Brasil ainda enfrenta fiação exposta em postes, algo ultrapassado

A fiação elétrica no Brasil continua exposta em postes sobrecarregados, trazendo riscos à segurança, instabilidade no fornecimento de energia e, claro, uma poluição visual difícil de ignorar. Enquanto isso, cidades como Paris e Nova York enterraram suas redes há décadas, criando uma infraestrutura urbana mais segura e organizada.
Nos bairros periféricos de grandes cidades como São Paulo e Rio de Janeiro, é comum ver postes repletos de fios. Esses postes não apenas carregam a fiação elétrica, mas também cabos de telefonia, internet, fibra óptica e até ligações clandestinas. Essa bagunça visual só aumenta com a permanência de cabos antigos, que muitas vezes ficam ali sem qualquer utilidade.
Curiosamente, apenas menos de 1% da rede elétrica no Brasil está subterrânea. Enquanto outras metrópoles têm prioridade na infraestrutura subterrânea, o Brasil parece imerso em um cenário de abandono e falta de planejamento. E não dá para evitar a comparação: as ruas limpas e organizadas de cidades europeias contrastam bastante com nossa realidade caótica.
Cidades globais deram o exemplo há mais de um século
Nova York começou a enterrar seus cabos em 1888, e hoje 86% da sua rede está subterrânea. Paris seguiu esse caminho em 1910 e finalizou sua transição há mais de 60 anos. Londres também tem feito esforços nesse sentido. Em 2020, a cidade investiu 1 bilhão de libras para remover postes. Já Buenos Aires proíbe novas fiações aéreas desde 2005. Esses exemplos mostram que enterrar a fiação não é uma questão estética, mas sim uma necessidade urbana que traz segurança e valoriza o espaço público.
Custo e complexidade são gargalos estruturais
Um dos grandes desafios para modernizar a rede elétrica no Brasil é o alto custo de instalação subterrânea. Para você ter uma ideia, enterrar 1 km de fiação elétrica pode custar até oito vezes mais do que a instalação aérea. Enquanto uma rede suspensa custa cerca de R$ 100 mil por km, a subterrânea pode passar de R$ 840 mil.
Além do preço, a complexidade técnica das obras também é uma barreira. Os cabos precisam ser protegidos contra umidade, pressão e calor, o que demanda materiais de qualidade e mão de obra especializada. A escavação em áreas urbanas é um processo delicado, muitas vezes travado por tubulações não mapeadas ou até relíquias arqueológicas.

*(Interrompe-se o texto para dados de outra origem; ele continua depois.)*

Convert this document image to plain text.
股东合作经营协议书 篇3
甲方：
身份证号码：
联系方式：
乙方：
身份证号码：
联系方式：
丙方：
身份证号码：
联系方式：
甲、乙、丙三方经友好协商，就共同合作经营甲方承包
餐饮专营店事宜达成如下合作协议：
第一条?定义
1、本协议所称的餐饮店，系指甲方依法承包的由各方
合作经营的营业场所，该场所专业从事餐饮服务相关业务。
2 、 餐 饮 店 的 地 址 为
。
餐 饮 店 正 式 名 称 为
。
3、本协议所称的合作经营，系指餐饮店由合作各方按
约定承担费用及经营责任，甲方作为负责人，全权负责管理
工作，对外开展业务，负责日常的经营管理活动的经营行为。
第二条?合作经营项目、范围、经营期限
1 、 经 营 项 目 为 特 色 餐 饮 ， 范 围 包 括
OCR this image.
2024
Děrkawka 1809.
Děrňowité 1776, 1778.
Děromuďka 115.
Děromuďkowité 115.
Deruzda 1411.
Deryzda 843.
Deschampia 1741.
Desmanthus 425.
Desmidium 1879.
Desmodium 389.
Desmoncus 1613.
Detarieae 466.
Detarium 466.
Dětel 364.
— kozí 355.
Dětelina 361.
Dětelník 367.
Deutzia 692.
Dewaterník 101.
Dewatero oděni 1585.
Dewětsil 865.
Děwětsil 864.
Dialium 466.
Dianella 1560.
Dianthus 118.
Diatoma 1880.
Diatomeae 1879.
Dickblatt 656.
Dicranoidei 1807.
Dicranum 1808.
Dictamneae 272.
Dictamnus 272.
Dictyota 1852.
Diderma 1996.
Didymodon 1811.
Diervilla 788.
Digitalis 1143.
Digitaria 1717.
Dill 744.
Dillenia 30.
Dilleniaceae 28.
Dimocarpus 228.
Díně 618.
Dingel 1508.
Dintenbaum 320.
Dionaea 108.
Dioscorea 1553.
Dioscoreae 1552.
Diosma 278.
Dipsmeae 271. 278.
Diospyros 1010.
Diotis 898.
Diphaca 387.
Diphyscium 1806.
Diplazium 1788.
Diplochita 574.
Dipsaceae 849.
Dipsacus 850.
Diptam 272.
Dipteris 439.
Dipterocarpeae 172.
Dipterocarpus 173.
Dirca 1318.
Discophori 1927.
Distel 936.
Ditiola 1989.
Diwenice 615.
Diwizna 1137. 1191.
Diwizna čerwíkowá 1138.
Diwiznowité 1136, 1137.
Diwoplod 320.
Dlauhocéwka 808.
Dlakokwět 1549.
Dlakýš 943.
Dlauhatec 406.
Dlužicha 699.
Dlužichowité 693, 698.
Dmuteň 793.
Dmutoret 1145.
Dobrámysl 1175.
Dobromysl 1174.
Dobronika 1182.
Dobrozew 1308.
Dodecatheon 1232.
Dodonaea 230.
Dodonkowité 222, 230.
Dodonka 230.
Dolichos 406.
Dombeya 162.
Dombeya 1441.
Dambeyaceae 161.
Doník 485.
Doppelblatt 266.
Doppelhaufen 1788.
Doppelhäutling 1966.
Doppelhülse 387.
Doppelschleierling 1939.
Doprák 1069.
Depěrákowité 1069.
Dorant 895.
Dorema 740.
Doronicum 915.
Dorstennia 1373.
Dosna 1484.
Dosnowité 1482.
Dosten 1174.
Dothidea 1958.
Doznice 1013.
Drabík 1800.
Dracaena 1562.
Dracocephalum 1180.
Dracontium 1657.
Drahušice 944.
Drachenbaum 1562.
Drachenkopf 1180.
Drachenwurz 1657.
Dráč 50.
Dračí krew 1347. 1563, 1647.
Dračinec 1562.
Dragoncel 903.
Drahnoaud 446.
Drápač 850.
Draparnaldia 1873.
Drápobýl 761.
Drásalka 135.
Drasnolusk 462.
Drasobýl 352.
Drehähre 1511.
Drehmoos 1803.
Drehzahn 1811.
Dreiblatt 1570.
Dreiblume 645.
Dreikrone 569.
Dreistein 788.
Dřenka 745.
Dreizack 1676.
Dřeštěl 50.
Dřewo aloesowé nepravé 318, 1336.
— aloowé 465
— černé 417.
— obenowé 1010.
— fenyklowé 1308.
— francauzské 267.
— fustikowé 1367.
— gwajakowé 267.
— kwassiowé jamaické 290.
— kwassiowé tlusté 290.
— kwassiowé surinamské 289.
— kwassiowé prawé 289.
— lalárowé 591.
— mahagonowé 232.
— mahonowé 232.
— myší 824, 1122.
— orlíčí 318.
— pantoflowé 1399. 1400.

Burocracia emperra leis e paralisa avanços
A burocracia também desempenha seu papel nesse impasse. Em 2005, a prefeitura de São Paulo criou uma lei que exigia o enterramento de 250 km de fios por ano. Mas, em 2015, a Justiça Federal suspendeu a medida, alegando que as prefeituras não tinham competência para legislar sobre isso. Esse desfecho travou iniciativas semelhantes em outras cidades e deixou um vácuo de responsabilidades entre órgãos municipais, estaduais e federais.
Atraso técnico, falta de incentivo e riscos à população
Resultados pontuais em projetos de enterramento de fiação são muito lentos. O programa SP Sem Fios, que prometeu enterrar 65 km de fiação desde 2017, até agora só executou 37 km. Nesse ritmo, levaria mais de 3.000 anos para enterrar toda a rede na capital.
Além disso, a falta de incentivos tanto para concessionárias quanto para políticos é um entrave. Como esses projetos não trazem retorno financeiro imediato, acabam sendo considerados “invisíveis” e, portanto, pouco atraentes para quem toma as decisões. Enquanto isso, a realidade é dura: fios pendurados continuam a causar acidentes. Desde 2009, já foram mais de 36 mil ocorrências e 4.000 mortes.
Consequências e comparação internacional
O modelo aéreo que temos é extremamente vulnerável. Em outubro de 2024, ventos fortes em São Paulo deixaram 2 milhões de pessoas sem energia, e os prejuízos ultrapassaram R$ 1,5 bilhão. Em contraste, na Europa, o consumidor médio fica apenas 12,2 minutos por ano sem energia, enquanto no Brasil a média ultrapassa 10 horas. Essa diferença mostra como a infraestrutura deficiente afeta nossa qualidade de vida e produtividade.
Enterrar os fios não só melhora a eficiência, mas também pode valorizar imóveis, atrair turismo e conservar áreas verdes — tudo isso sem a necessidade de podas agressivas em árvores. É um passo que pode transformar as cidades, tornando-as mais agradáveis e funcionais.